Israel is preventing the UN from accessing the Rafah crossing in the Gaza Strip, according to a spokesperson for the UN Office for the Coordination of Humanitarian Affairs.
“We are currently not present at the Rafah crossing because the COGAT office has refused to allow us access to this area,” said Jens Laerke at a regular press conference in Geneva. Rafah is the main crossing point for humanitarian aid going into Gaza.
COGAT — the Coordinator of Government Activities in the [occupied Palestinian] Territories — is the Israeli government’s coordination office, which is run by the army.
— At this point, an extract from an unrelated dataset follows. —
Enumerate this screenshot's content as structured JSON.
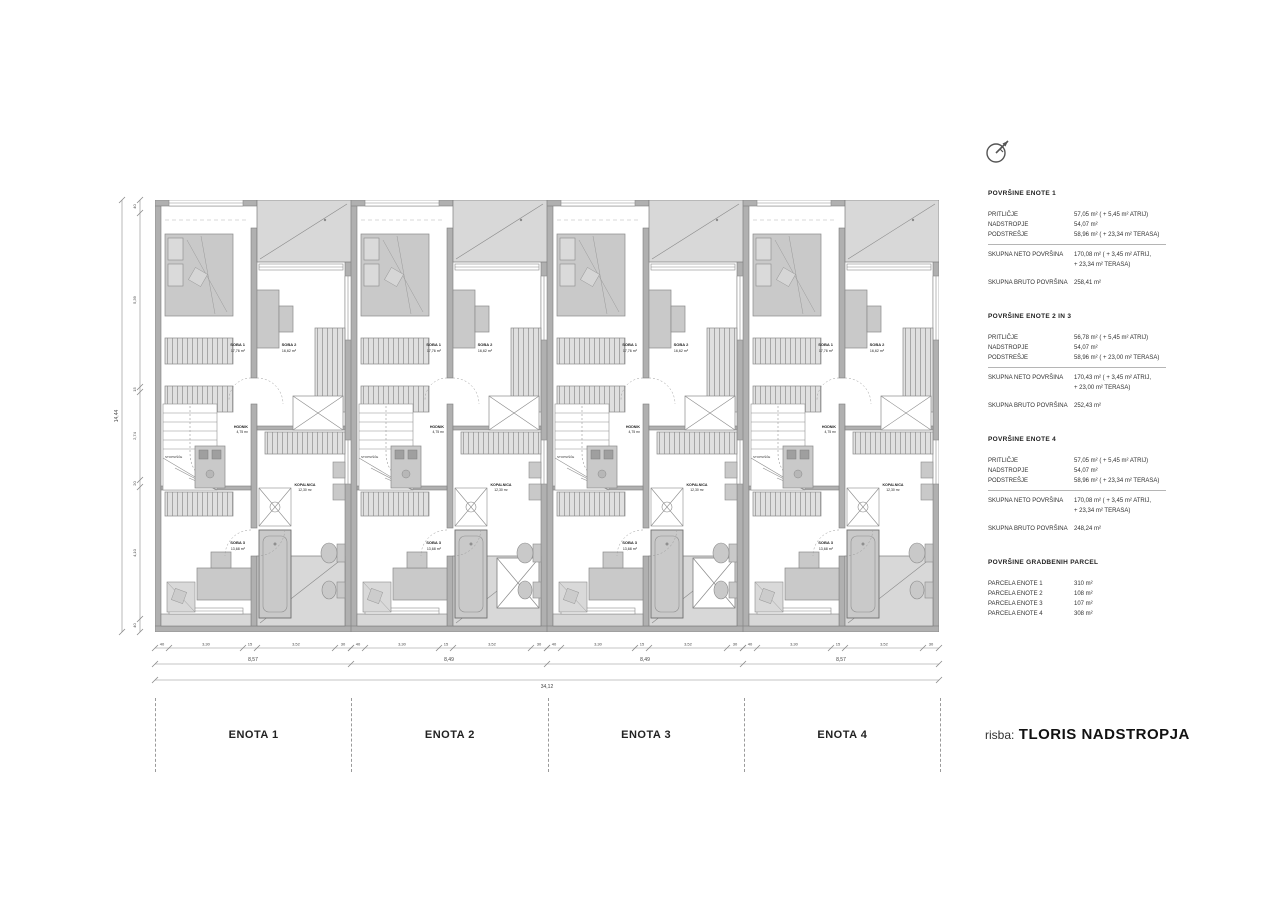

“We have been told that there will be no crossing of individuals or goods inward or outward at the present time,” explained Laerke. “This has a huge impact on the amount of [aid] inventory we have.”
He pointed out that the UN has a “very small stock” of fuel for humanitarian operations in the Gaza Strip and that it is “about enough for one day” due to the closure of the Rafah border crossing with Egypt. The UN official added that fuel enters through Rafah only and that this “stock is for the entire humanitarian operation in Gaza.”
Earlier, UN Secretary-General Antonio Guterres warned that an Israeli invasion of the city of Rafah would be “unbearable.”
On Monday, the Israeli army announced the start of a military operation in Rafah, and ordered 100,000 Palestinians to evacuate the eastern neighbourhoods of the city and head to Al-Mawasi area, in the far south-west of the Gaza Strip. The offensive has gone ahead even though Palestinian resistance movement Hamas accepted the terms of a ceasefire deal.
The Israeli army has been engaged in a brutal military offensive against the Palestinians in the occupied enclave since last October. The apartheid state has killed 35,000 Palestinians, mainly children and women, and wounded almost 80,000 others. An estimated 8,000 are missing under the rubble, presumed dead, while 1.7 million people have been displaced from their homes in the territory. Gaza has been under an Israeli-led siege since 2006.